Les décors étaient du meilleur goût et très appropriés à la circonstance. Au fond de la salle était déployée une large banderole aux couleurs canadiennes et sud-africaines, en face de laquelle on avait placé mon siège. On y lisait :

« Bienvenue au député des antipodes », « Le génie canadien à l’honneur », etc., etc.
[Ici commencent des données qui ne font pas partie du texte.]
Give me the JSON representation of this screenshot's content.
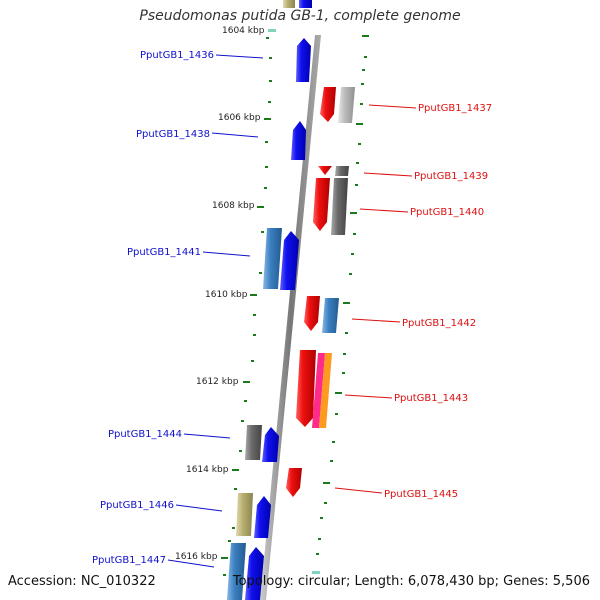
{
  "title": "Pseudomonas putida GB-1, complete genome",
  "footer": {
    "accession": "Accession: NC_010322",
    "topology": "Topology: circular; Length: 6,078,430 bp; Genes: 5,506"
  },
  "colors": {
    "blue_gene": "#1010ee",
    "red_gene": "#ee1010",
    "steel_gene": "#3a7fc0",
    "gray_gene": "#6a6a6a",
    "lightgray_gene": "#bbbbbb",
    "olive_gene": "#b8b070",
    "tick_green": "#1b7a1b",
    "backbone": "#888888"
  },
  "kbp_marks": [
    "1604 kbp",
    "1606 kbp",
    "1608 kbp",
    "1610 kbp",
    "1612 kbp",
    "1614 kbp",
    "1616 kbp"
  ],
  "left_labels": [
    "PputGB1_1436",
    "PputGB1_1438",
    "PputGB1_1441",
    "PputGB1_1444",
    "PputGB1_1446",
    "PputGB1_1447"
  ],
  "right_labels": [
    "PputGB1_1437",
    "PputGB1_1439",
    "PputGB1_1440",
    "PputGB1_1442",
    "PputGB1_1443",
    "PputGB1_1445"
  ]
}
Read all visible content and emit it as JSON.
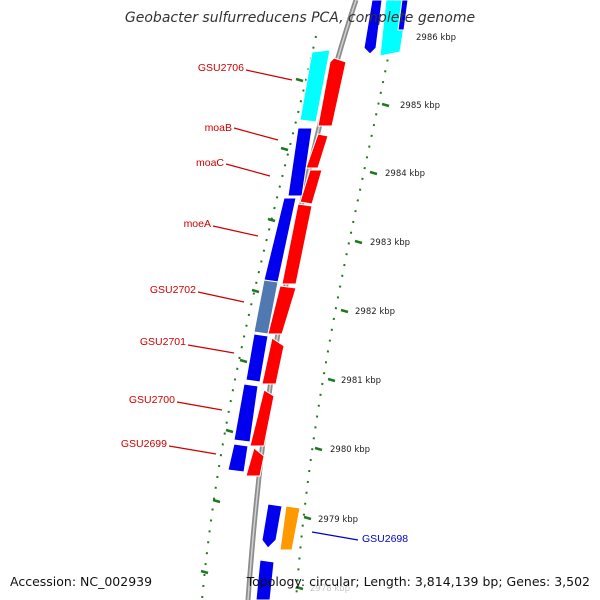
{
  "title": "Geobacter sulfurreducens PCA, complete genome",
  "accession": "Accession: NC_002939",
  "topology": "Topology: circular; Length: 3,814,139 bp; Genes: 3,502",
  "colors": {
    "background": "#ffffff",
    "backbone": "#8c8c8c",
    "gene_blue": "#0000ee",
    "gene_red": "#ff0000",
    "gene_cyan": "#00ffff",
    "gene_orange": "#ff9900",
    "gene_grey_blue": "#4f79b0",
    "label_red": "#cc0000",
    "label_blue": "#0000cc",
    "tick_green": "#1f7a1f"
  },
  "scale_ticks": [
    "2986 kbp",
    "2985 kbp",
    "2984 kbp",
    "2983 kbp",
    "2982 kbp",
    "2981 kbp",
    "2980 kbp",
    "2979 kbp",
    "2978 kbp"
  ],
  "gene_labels": [
    {
      "name": "GSU2706",
      "color": "red"
    },
    {
      "name": "moaB",
      "color": "red"
    },
    {
      "name": "moaC",
      "color": "red"
    },
    {
      "name": "moeA",
      "color": "red"
    },
    {
      "name": "GSU2702",
      "color": "red"
    },
    {
      "name": "GSU2701",
      "color": "red"
    },
    {
      "name": "GSU2700",
      "color": "red"
    },
    {
      "name": "GSU2699",
      "color": "red"
    },
    {
      "name": "GSU2698",
      "color": "blue"
    }
  ]
}
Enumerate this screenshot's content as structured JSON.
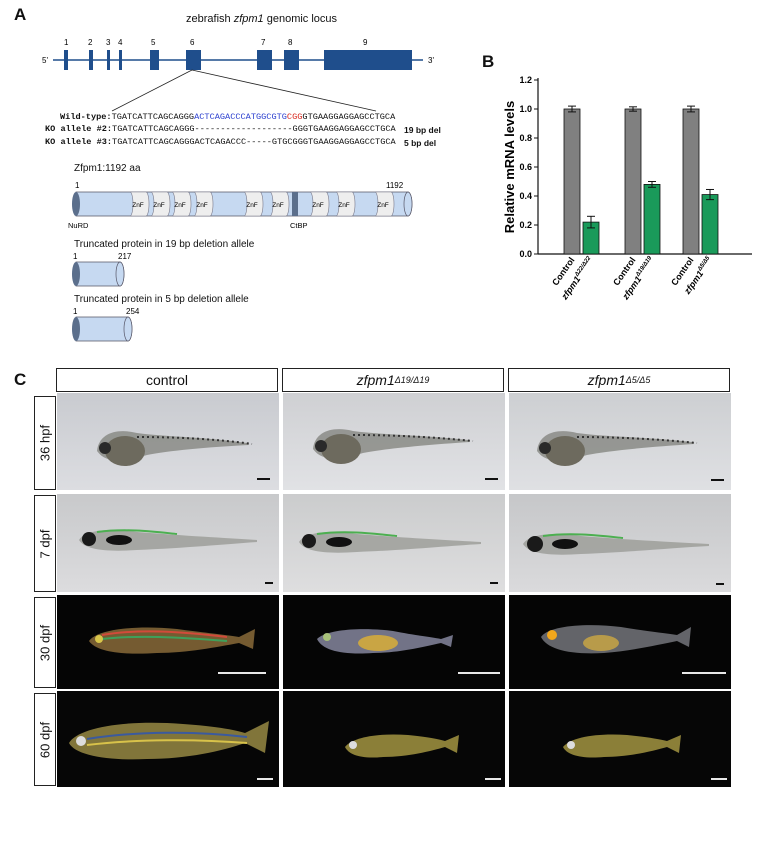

Je respirais avec je ne sais quelle satisfaction cette atmosphère française, où régnait une franche gaieté. Je n’avais pas vu depuis longtemps tant de figures déridées à la fois. Je m’expliquais mieux comment nos frasques de jeunesse, dont plusieurs avaient eu l’hôtel du Plateau comme théâtre, tournaient toujours en plaisanteries : c’est que la gaieté française avait encore droit de vie dans le quartier latin de la métropole canadienne. Ce que je m’expliquais moins, c’étaient les motifs qui m’avaient poussé à m’enrôler dans le corps de génie canadien en partance pour la guerre des Boers, pour employer l’expression dont on se servait alors pour désigner la campagne militaire entreprise par les Anglais contre les Hollandais de l’Afrique du Sud. En présence de faits aussi inexplicables que celui-là, je m’étonne moins qu’il y ait des gens qui croient à la destinée.